Sie war also gegangen, meine Schwester. Einfach so. Knapp drei Monate waren ihr von der Diagnose bis zu ihrem Tod geblieben. Zeit hatte sie keine mehr. Keine, um sie mit ihrer Familie verbringen zu können. Keine, um sie mit unserer Mutter zu verbringen und keine, um sie mit mir zu verbringen. Gerade diese letzten beiden Tage, als sie das letzte Mal zu Hause war, waren uns so wichtig geworden. Sie als große Schwester konnte erkennen, dass auch eine kleine Schwester einfach nur da sein konnte.
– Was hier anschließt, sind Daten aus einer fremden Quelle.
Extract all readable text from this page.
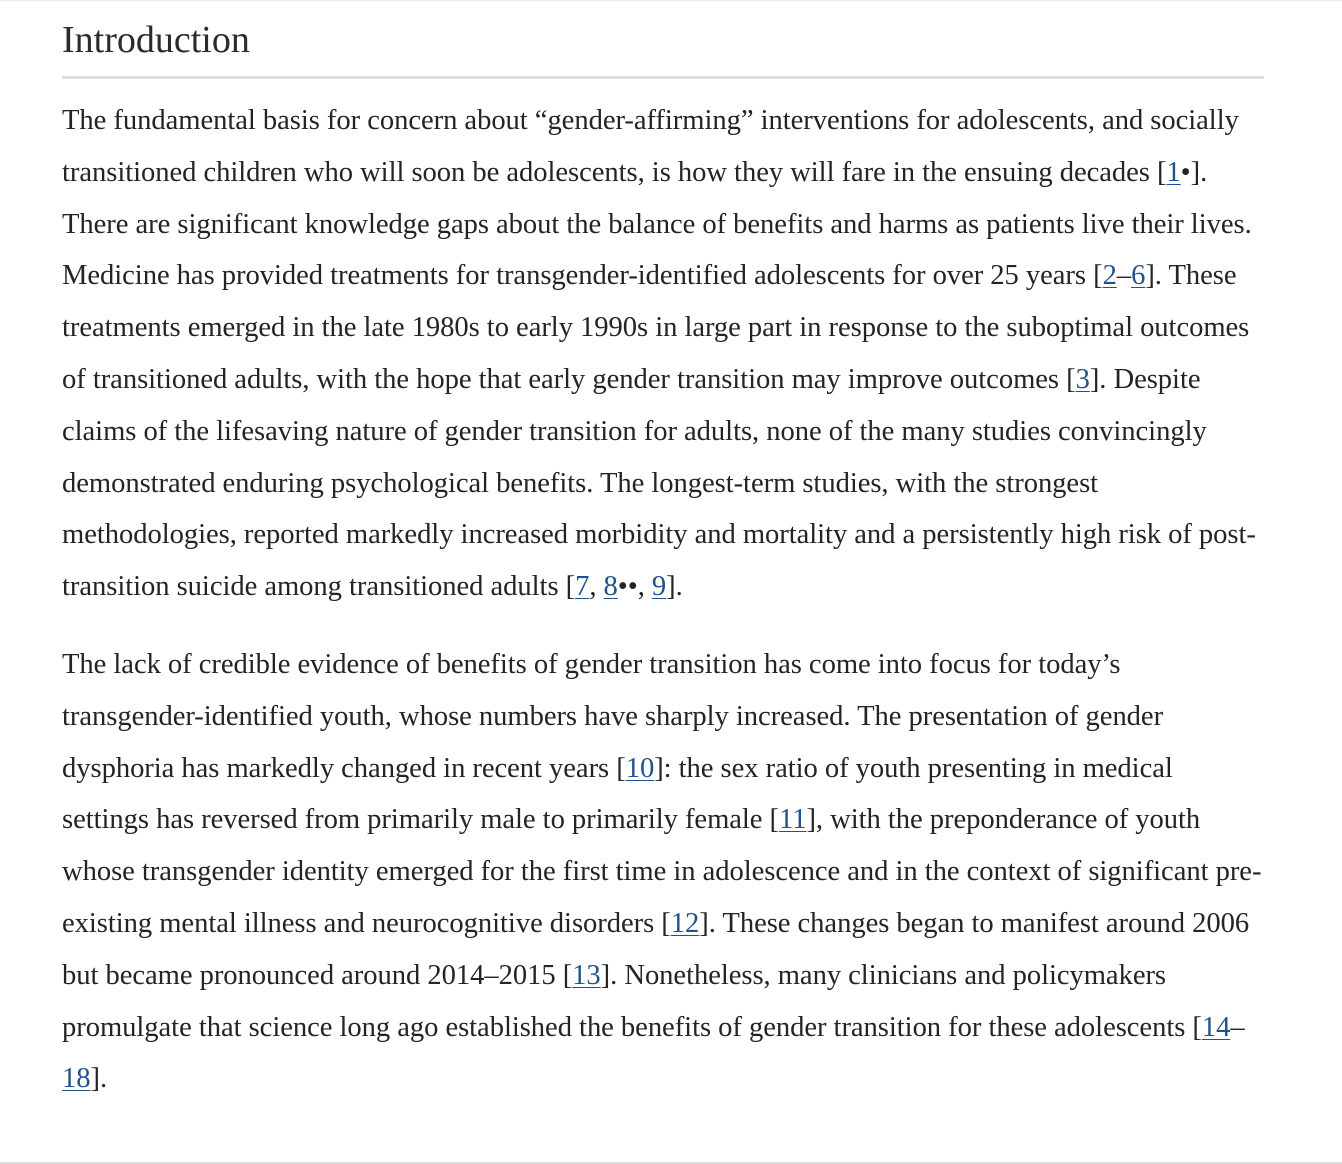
Introduction

The fundamental basis for concern about “gender-affirming” interventions for adolescents, and socially transitioned children who will soon be adolescents, is how they will fare in the ensuing decades [1•]. There are significant knowledge gaps about the balance of benefits and harms as patients live their lives. Medicine has provided treatments for transgender-identified adolescents for over 25 years [2–6]. These treatments emerged in the late 1980s to early 1990s in large part in response to the suboptimal outcomes of transitioned adults, with the hope that early gender transition may improve outcomes [3]. Despite claims of the lifesaving nature of gender transition for adults, none of the many studies convincingly demonstrated enduring psychological benefits. The longest-term studies, with the strongest methodologies, reported markedly increased morbidity and mortality and a persistently high risk of post-transition suicide among transitioned adults [7, 8••, 9].

The lack of credible evidence of benefits of gender transition has come into focus for today’s transgender-identified youth, whose numbers have sharply increased. The presentation of gender dysphoria has markedly changed in recent years [10]: the sex ratio of youth presenting in medical settings has reversed from primarily male to primarily female [11], with the preponderance of youth whose transgender identity emerged for the first time in adolescence and in the context of significant pre-existing mental illness and neurocognitive disorders [12]. These changes began to manifest around 2006 but became pronounced around 2014–2015 [13]. Nonetheless, many clinicians and policymakers promulgate that science long ago established the benefits of gender transition for these adolescents [14–18].
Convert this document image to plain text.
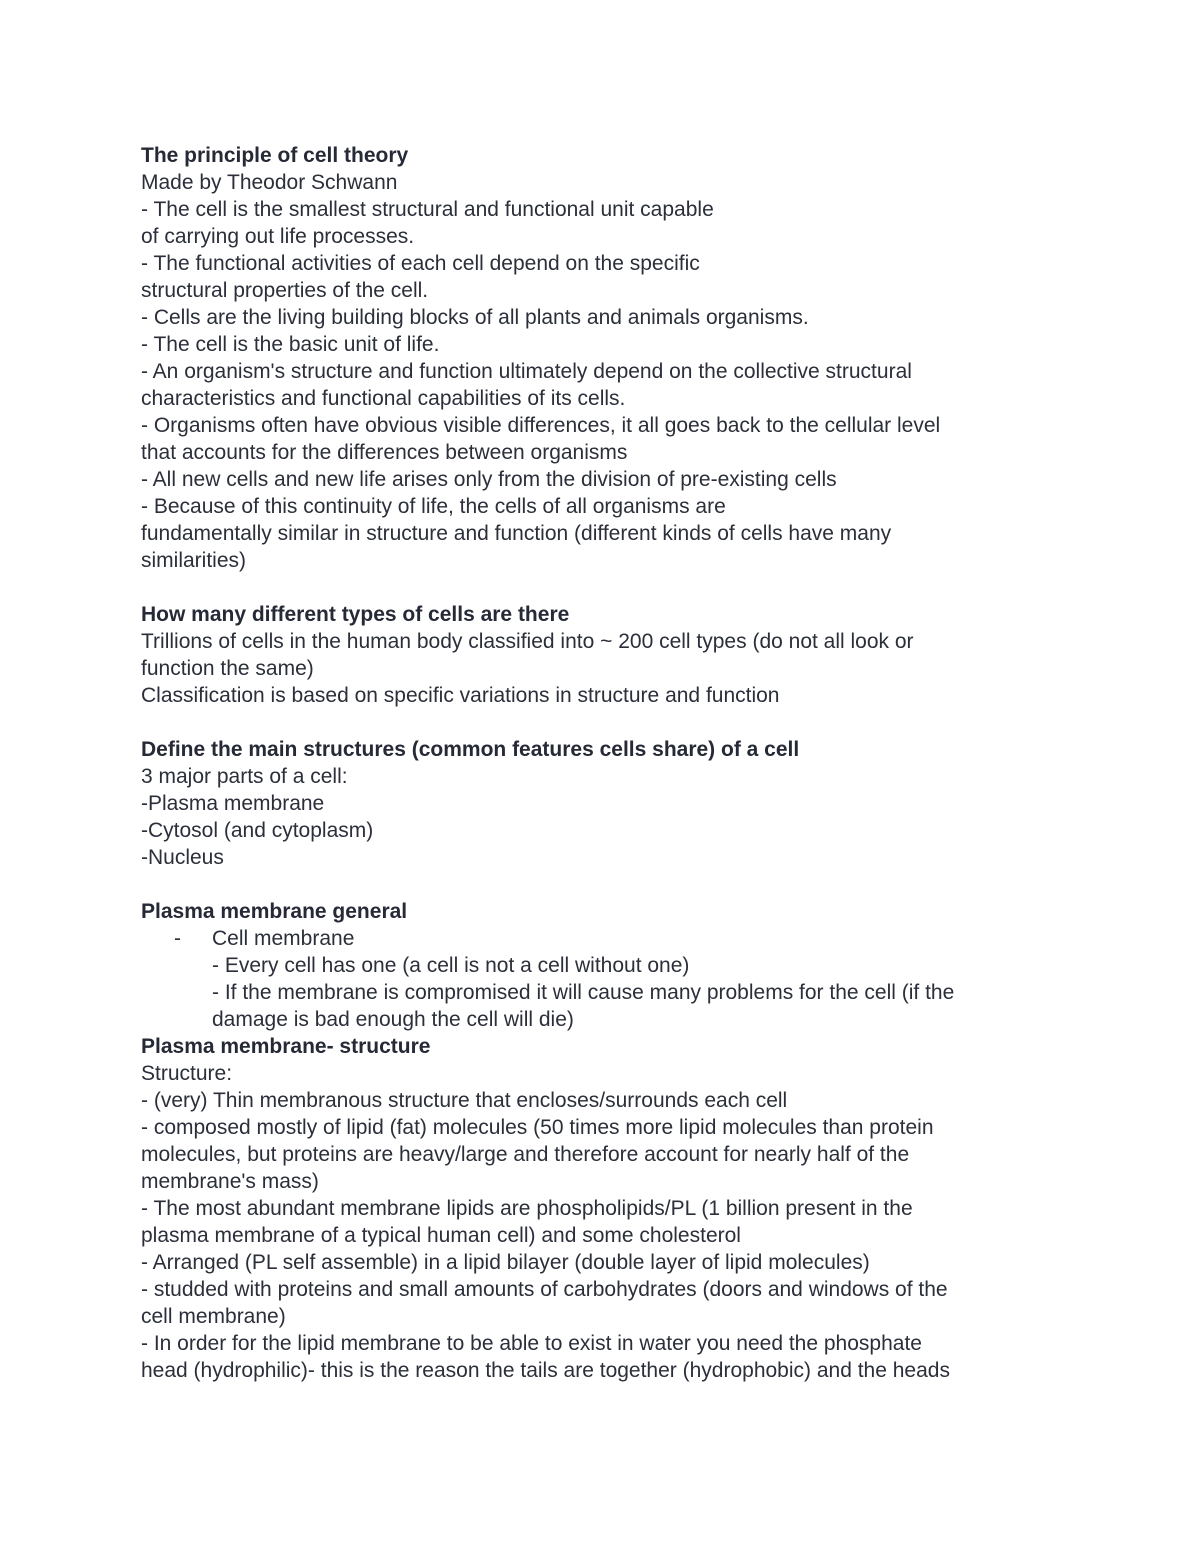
The principle of cell theory
Made by Theodor Schwann
- The cell is the smallest structural and functional unit capable
of carrying out life processes.
- The functional activities of each cell depend on the specific
structural properties of the cell.
- Cells are the living building blocks of all plants and animals organisms.
- The cell is the basic unit of life.
- An organism's structure and function ultimately depend on the collective structural
characteristics and functional capabilities of its cells.
- Organisms often have obvious visible differences, it all goes back to the cellular level
that accounts for the differences between organisms
- All new cells and new life arises only from the division of pre-existing cells
- Because of this continuity of life, the cells of all organisms are
fundamentally similar in structure and function (different kinds of cells have many
similarities)
How many different types of cells are there
Trillions of cells in the human body classified into ~ 200 cell types (do not all look or
function the same)
Classification is based on specific variations in structure and function
Define the main structures (common features cells share) of a cell
3 major parts of a cell:
-Plasma membrane
-Cytosol (and cytoplasm)
-Nucleus
Plasma membrane general
- Cell membrane
- Every cell has one (a cell is not a cell without one)
- If the membrane is compromised it will cause many problems for the cell (if the
damage is bad enough the cell will die)
Plasma membrane- structure
Structure:
- (very) Thin membranous structure that encloses/surrounds each cell
- composed mostly of lipid (fat) molecules (50 times more lipid molecules than protein
molecules, but proteins are heavy/large and therefore account for nearly half of the
membrane's mass)
- The most abundant membrane lipids are phospholipids/PL (1 billion present in the
plasma membrane of a typical human cell) and some cholesterol
- Arranged (PL self assemble) in a lipid bilayer (double layer of lipid molecules)
- studded with proteins and small amounts of carbohydrates (doors and windows of the
cell membrane)
- In order for the lipid membrane to be able to exist in water you need the phosphate
head (hydrophilic)- this is the reason the tails are together (hydrophobic) and the heads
Als sie gegangen war, fühlte ich neben meiner Trauer auch Zorn. Ich war so zornig auf sie, wie konnte sie das ihrer Familie antun? Wie konnte sie das mir, wie konnte sie das unserer Mutter antun? Das war sicher vollkommen blödsinnig so zu denken, denn sie hätte so gerne weiter gelebt.
Es schmerzt immer, wenn ein Mensch geht, den man liebt, aber wenn innerhalb eines halben Jahres zwei sehr nahe Menschen gehen müssen, dann kommt man an den Rand dessen, was man ertragen möchte, ertragen kann. Aber wie heißt es dann immer: das Leben geht weiter. Kein Satz, den man in dieser Zeit hören möchte, aber es ist einfach so: das Leben geht weiter.
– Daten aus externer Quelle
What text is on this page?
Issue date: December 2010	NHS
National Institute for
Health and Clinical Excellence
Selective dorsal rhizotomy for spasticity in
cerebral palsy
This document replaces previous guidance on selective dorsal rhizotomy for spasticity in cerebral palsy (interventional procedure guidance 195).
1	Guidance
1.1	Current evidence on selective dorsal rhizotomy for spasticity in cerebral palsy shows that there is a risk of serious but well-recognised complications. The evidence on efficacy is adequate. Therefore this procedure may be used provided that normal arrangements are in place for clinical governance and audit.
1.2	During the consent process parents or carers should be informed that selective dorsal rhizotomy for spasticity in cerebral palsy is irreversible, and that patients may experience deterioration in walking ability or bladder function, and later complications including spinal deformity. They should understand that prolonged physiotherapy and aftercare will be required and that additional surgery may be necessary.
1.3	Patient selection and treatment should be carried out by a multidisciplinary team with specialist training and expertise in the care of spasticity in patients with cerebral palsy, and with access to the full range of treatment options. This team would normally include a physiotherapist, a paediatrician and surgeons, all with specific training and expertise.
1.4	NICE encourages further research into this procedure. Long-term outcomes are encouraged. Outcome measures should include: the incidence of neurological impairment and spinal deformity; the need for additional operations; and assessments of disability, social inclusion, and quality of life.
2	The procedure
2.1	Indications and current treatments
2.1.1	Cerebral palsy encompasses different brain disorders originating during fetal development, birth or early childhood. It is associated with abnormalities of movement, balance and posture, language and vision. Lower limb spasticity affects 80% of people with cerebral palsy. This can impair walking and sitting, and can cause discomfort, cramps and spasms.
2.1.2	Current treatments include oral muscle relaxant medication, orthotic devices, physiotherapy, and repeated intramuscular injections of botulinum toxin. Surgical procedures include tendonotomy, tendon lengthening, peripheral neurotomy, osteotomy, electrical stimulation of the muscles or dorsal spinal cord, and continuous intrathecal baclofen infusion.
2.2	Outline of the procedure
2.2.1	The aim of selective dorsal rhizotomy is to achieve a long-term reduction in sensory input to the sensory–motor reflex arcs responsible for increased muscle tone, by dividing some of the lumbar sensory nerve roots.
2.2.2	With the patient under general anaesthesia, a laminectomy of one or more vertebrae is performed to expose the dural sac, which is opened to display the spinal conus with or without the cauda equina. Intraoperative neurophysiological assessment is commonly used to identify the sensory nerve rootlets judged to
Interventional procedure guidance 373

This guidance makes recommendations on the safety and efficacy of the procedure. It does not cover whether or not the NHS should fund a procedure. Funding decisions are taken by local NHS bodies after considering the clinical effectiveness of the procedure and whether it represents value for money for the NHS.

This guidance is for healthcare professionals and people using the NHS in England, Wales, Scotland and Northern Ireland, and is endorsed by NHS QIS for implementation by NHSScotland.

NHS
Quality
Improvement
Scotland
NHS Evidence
Einige Wochen nach ihrem Tod, ich weiß nicht mehr genau wann das war, es spielt auch keine Rolle, bin ich dann endlich selbst zur Koloskopie gegangen. Was soll ich sagen? Glück gehabt, denn mein Doc hat einige Adenome unterschiedlicher Größe gefunden und gleich entfernt. Ich habe keine Ahnung mehr wie viele, wie groß, das ist auch egal. Allein wichtig ist, dass ich da mit einem blauen Auge davon gekommen bin. Und wenn ich das vorletzte Mal geschrieben habe, dass da immer jemand ist, den man weinend zurücklässt, so habe ich daran zuvor auch nie gedacht.
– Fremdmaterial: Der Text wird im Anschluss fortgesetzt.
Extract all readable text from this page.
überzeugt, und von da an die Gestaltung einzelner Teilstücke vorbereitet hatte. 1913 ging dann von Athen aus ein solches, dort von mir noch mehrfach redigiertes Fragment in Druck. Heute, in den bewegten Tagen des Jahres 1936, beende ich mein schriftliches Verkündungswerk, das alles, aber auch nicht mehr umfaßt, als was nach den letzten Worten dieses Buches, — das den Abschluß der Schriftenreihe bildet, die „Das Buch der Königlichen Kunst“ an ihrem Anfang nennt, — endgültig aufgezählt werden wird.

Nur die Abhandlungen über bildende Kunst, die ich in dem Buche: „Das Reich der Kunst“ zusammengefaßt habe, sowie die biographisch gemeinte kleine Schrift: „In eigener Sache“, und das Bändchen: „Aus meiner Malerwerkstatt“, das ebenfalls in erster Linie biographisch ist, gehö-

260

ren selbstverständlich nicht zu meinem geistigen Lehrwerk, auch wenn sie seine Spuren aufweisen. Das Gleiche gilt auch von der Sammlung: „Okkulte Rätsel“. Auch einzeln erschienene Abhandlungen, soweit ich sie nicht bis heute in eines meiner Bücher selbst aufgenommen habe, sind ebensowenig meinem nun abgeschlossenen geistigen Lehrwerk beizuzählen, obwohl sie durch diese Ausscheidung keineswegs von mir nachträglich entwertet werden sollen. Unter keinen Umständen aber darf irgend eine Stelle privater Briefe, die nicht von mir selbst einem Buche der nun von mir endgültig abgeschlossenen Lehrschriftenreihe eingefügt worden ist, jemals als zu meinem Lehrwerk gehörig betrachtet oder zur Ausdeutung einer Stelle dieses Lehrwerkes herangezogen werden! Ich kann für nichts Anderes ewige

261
Nun gehe ich jährlich, na ja fast jährlich zur Koloskopie, ich schlage immer mal den einen oder anderen Monat heraus, weil ich mir wirklich Schöneres vorstellen kann als eine Kolo machen zu lassen. Nicht wegen der Untersuchung selbst, die verschlafe ich und das ist gut so, sondern wegen der Vorbereitung dazu. Das ist nicht nur für mich, sondern für die meisten Patienten das größte Problem, außer für meinen Vater, der haute das weg ohne mit der Wimper zu zucken.
Ich kann es nicht trinken, lasse es mir über eine Magensonde reinlaufen, aber selbst da tu ich mir sehr schwer und habe ständig damit zu kämpfen, dass das Gebräu nicht den falschen Weg nach draußen geht. Aber mit ausreichend MCP-Tropfen (ich glaube gespritzt wirkt das besser!) geht das. Es muss gehen, denn ich möchte die Sicherheit haben, dass der Doc tatsächlich alle Polypen, Adenome und wie sie heißen mögen, findet und entfernt. Irgendwann komme ich aus diesem jährlichen Rhythmus raus, dann werden das zwei Jahre sein und wer weiß vielleicht vergrößert sich der Abstand nach und nach und wenn nicht, dann ist auch gut.
Es ist nicht schwer zu Telefon zu greifen, um sich einen Termin geben zu lassen.